Vogler Karl · Nationalrat · 2014-11-27
Vogler Karl · Nationalrat · Obwalden · Fraktion CVP-EVP · 2014-11-27
Wortprotokoll
Die Gafi verlangt bekanntlich, dass die Mitgliedstaaten schwere Steuerdelikte als mögliche Geldwäschereivortaten definieren. Die jeweilige Definition ist allerdings alleinige Sache der einzelnen Mitgliedländer.
Die Schweiz beabsichtigt nun, den Tatbestand des qualifizierten Steuerbetrugs einzuführen. Gemäss Ständerat und der Kommissionsmehrheit soll der Steuerbetrug als Vortat zur Geldwäscherei gelten, wenn der Schwellenwert von 300 000 Franken hinterzogener Steuern pro Jahr überschritten wird - ein Schwellenwert notabene, und das gilt es festzuhalten, der deutlich über demjenigen anderer Länder liegt.
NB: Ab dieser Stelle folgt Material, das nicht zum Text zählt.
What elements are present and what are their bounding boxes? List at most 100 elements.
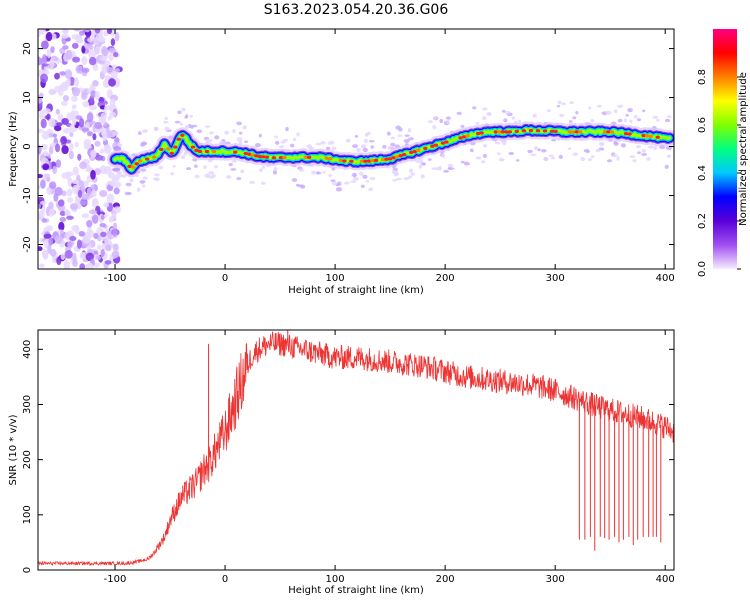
noise-blob: [77, 189, 83, 198]
noise-blob: [57, 199, 65, 207]
halo-blob: [532, 113, 537, 118]
noise-blob: [86, 219, 93, 228]
colorbar-gradient: [713, 29, 737, 269]
noise-blob: [72, 252, 77, 263]
noise-blob: [38, 174, 44, 179]
halo-blob: [362, 147, 368, 153]
x-tick-label: 300: [546, 574, 565, 585]
noise-blob: [99, 190, 108, 198]
noise-blob: [73, 29, 82, 32]
noise-blob: [87, 131, 94, 137]
trace-peak: [366, 159, 372, 163]
noise-blob: [86, 164, 91, 173]
trace-peak: [627, 132, 632, 136]
trace-peak: [303, 155, 308, 159]
trace-peak: [430, 144, 435, 148]
halo-blob: [208, 171, 215, 175]
halo-blob: [170, 171, 175, 176]
noise-blob: [68, 142, 74, 151]
trace-peak: [211, 149, 217, 154]
trace-peak: [250, 153, 255, 157]
noise-blob: [46, 187, 52, 193]
noise-blob: [87, 37, 94, 43]
halo-blob: [236, 121, 243, 126]
noise-blob: [82, 235, 91, 244]
trace-peak: [359, 159, 365, 163]
noise-blob: [40, 143, 48, 151]
trace-peak: [127, 164, 132, 168]
trace-peak: [549, 129, 555, 133]
halo-blob: [666, 154, 671, 159]
halo-blob: [192, 124, 198, 128]
y-tick-label: 20: [22, 42, 33, 55]
halo-blob: [443, 169, 449, 173]
trace-peak: [190, 145, 196, 149]
noise-blob: [65, 171, 74, 177]
halo-blob: [546, 109, 552, 113]
noise-blob: [99, 56, 108, 62]
halo-blob: [273, 166, 278, 172]
noise-blob: [105, 244, 112, 252]
halo-blob: [558, 113, 565, 117]
trace-peak: [391, 156, 396, 160]
halo-blob: [360, 144, 367, 149]
halo-blob: [297, 184, 304, 188]
noise-blob: [88, 230, 95, 238]
halo-blob: [203, 165, 207, 170]
halo-blob: [395, 177, 402, 181]
halo-blob: [475, 121, 480, 125]
halo-blob: [196, 129, 203, 134]
halo-blob: [617, 104, 624, 108]
halo-blob: [291, 178, 298, 182]
noise-blob: [63, 260, 71, 269]
noise-blob: [90, 149, 97, 158]
halo-blob: [558, 154, 563, 159]
noise-blob: [70, 95, 78, 102]
trace-peak: [433, 143, 439, 147]
halo-blob: [254, 142, 261, 148]
halo-blob: [360, 184, 365, 188]
halo-blob: [242, 125, 248, 130]
trace-peak: [338, 158, 344, 163]
noise-blob: [86, 187, 92, 196]
halo-blob: [653, 146, 658, 150]
snr-line: [38, 331, 674, 567]
noise-blob: [38, 128, 44, 133]
halo-blob: [404, 134, 410, 137]
halo-blob: [534, 146, 539, 151]
halo-blob: [641, 148, 647, 153]
colorbar-tick-label: 0.2: [697, 213, 708, 229]
noise-blob: [43, 66, 49, 72]
noise-blob: [50, 46, 55, 54]
y-tick-label: 200: [22, 450, 33, 469]
noise-blob: [71, 115, 77, 126]
halo-blob: [432, 124, 437, 130]
halo-blob: [494, 141, 501, 145]
halo-blob: [605, 110, 612, 115]
halo-blob: [460, 124, 465, 128]
trace-peak: [542, 129, 548, 133]
halo-blob: [403, 177, 410, 181]
halo-blob: [274, 135, 278, 139]
noise-blob: [58, 84, 67, 89]
halo-blob: [240, 169, 245, 174]
x-tick-label: 400: [656, 574, 675, 585]
halo-blob: [392, 179, 397, 182]
halo-blob: [627, 108, 633, 113]
trace-peak: [521, 129, 527, 133]
noise-blob: [61, 29, 69, 35]
trace-peak: [180, 133, 185, 137]
trace-peak: [349, 159, 354, 163]
halo-blob: [511, 116, 516, 120]
trace-peak: [465, 134, 470, 138]
colorbar-tick-label: 0.0: [697, 261, 708, 277]
noise-blob: [39, 263, 45, 268]
noise-blob: [92, 80, 99, 87]
halo-blob: [164, 116, 169, 120]
halo-blob: [129, 178, 134, 183]
y-tick-label: 100: [22, 505, 33, 524]
noise-blob: [97, 35, 106, 43]
trace-peak: [151, 155, 157, 159]
halo-blob: [472, 106, 477, 110]
noise-blob: [83, 180, 89, 187]
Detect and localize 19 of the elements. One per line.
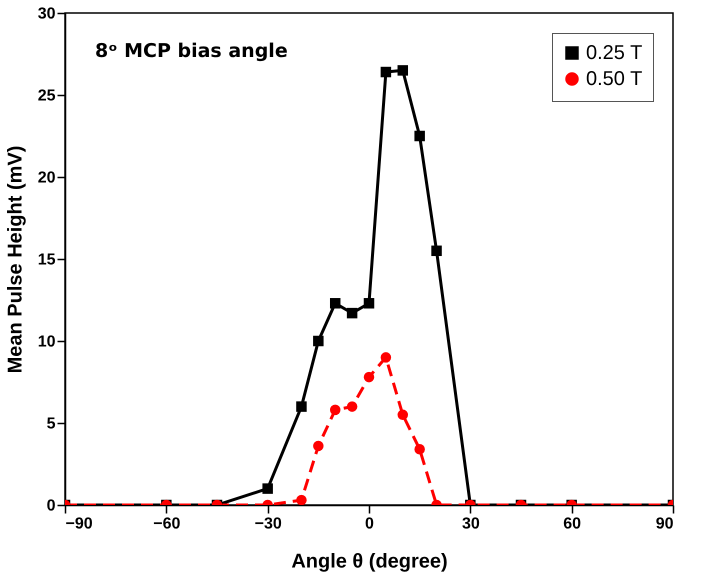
legend-label: 0.25 T	[586, 42, 642, 64]
x-tick-label: 90	[656, 516, 674, 532]
y-tick-label: 30	[38, 6, 56, 22]
x-tick-label: 60	[563, 516, 582, 532]
annotation: 8ᵒ MCP bias angle	[95, 40, 288, 62]
x-tick-label: −30	[254, 516, 282, 532]
legend-label: 0.50 T	[586, 68, 642, 90]
y-tick-label: 25	[38, 88, 56, 104]
y-tick-label: 20	[38, 170, 56, 186]
y-tick-label: 10	[38, 334, 56, 350]
x-tick-label: −60	[153, 516, 181, 532]
x-tick-label: 0	[365, 516, 374, 532]
y-tick-label: 15	[38, 252, 56, 268]
y-tick-label: 0	[46, 498, 56, 514]
y-axis-title: Mean Pulse Height (mV)	[4, 146, 27, 374]
y-tick-label: 5	[46, 416, 56, 432]
x-axis-title: Angle θ (degree)	[291, 550, 448, 572]
x-tick-label: −90	[66, 516, 93, 532]
x-tick-label: 30	[462, 516, 480, 532]
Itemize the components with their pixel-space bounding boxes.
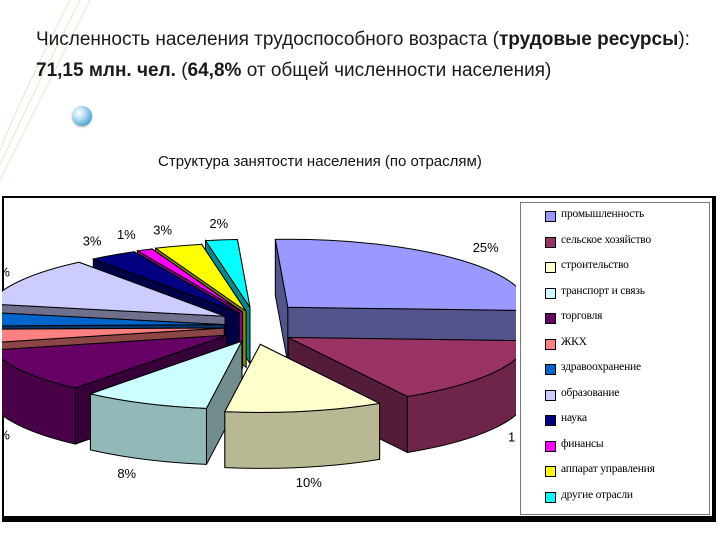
legend-item: сельское хозяйство <box>545 233 709 259</box>
legend-label: аппарат управления <box>561 463 655 475</box>
slide-heading: Численность населения трудоспособного во… <box>36 24 706 86</box>
heading-count: 71,15 млн. чел. <box>36 60 176 81</box>
legend-label: образование <box>561 386 620 399</box>
legend-label: транспорт и связь <box>561 284 645 297</box>
legend-swatch <box>545 364 556 375</box>
legend-swatch <box>545 466 556 477</box>
pie-slice <box>135 248 243 313</box>
legend-swatch <box>545 236 556 248</box>
pie-slice <box>2 327 225 343</box>
pie-slice <box>204 239 251 308</box>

Namens der Mehrheit der CVP/EVP-Fraktion ersuche ich Sie, im Einklang mit der Wirtschaft der Mehrheit zuzustimmen, insbesondere weil die Minderheitsanträge, und zwar auch der Minderheitsantrag I (Merlini), offensichtlich nicht Gafi-konform sind.
In diesem Zusammenhang nur zwei kurze Bemerkungen: Mit der Steuerrückerstattung, die von den Minderheiten I (Merlini) und II (Nidegger) vorgeschlagen wird, würde ein Begriff geschaffen, den es im Steuerrecht so gar nicht gibt. Nicht beachtet wird auch, dass es solche Rückerstattungen kaum je gibt, denn üblicherweise werden Rückerstattungen bei Einkommenssteuern nicht ausbezahlt, sondern mit künftigen Steuerforderungen verrechnet. Es macht somit keinen Sinn, eine in der Praxis kaum angewandte bzw. nicht umsetzbare Lösung zu beschliessen.
Ich ersuche Sie daher, der Version des Ständerates und der Kommissionsmehrheit zuzustimmen, welche den Schwellenwert bei den hinterzogenen Steuern ansetzt. Diese Lösung [PAGE 1981] ist Gafi-konform und im Interesse unseres Finanz- und Wirtschaftsstandortes.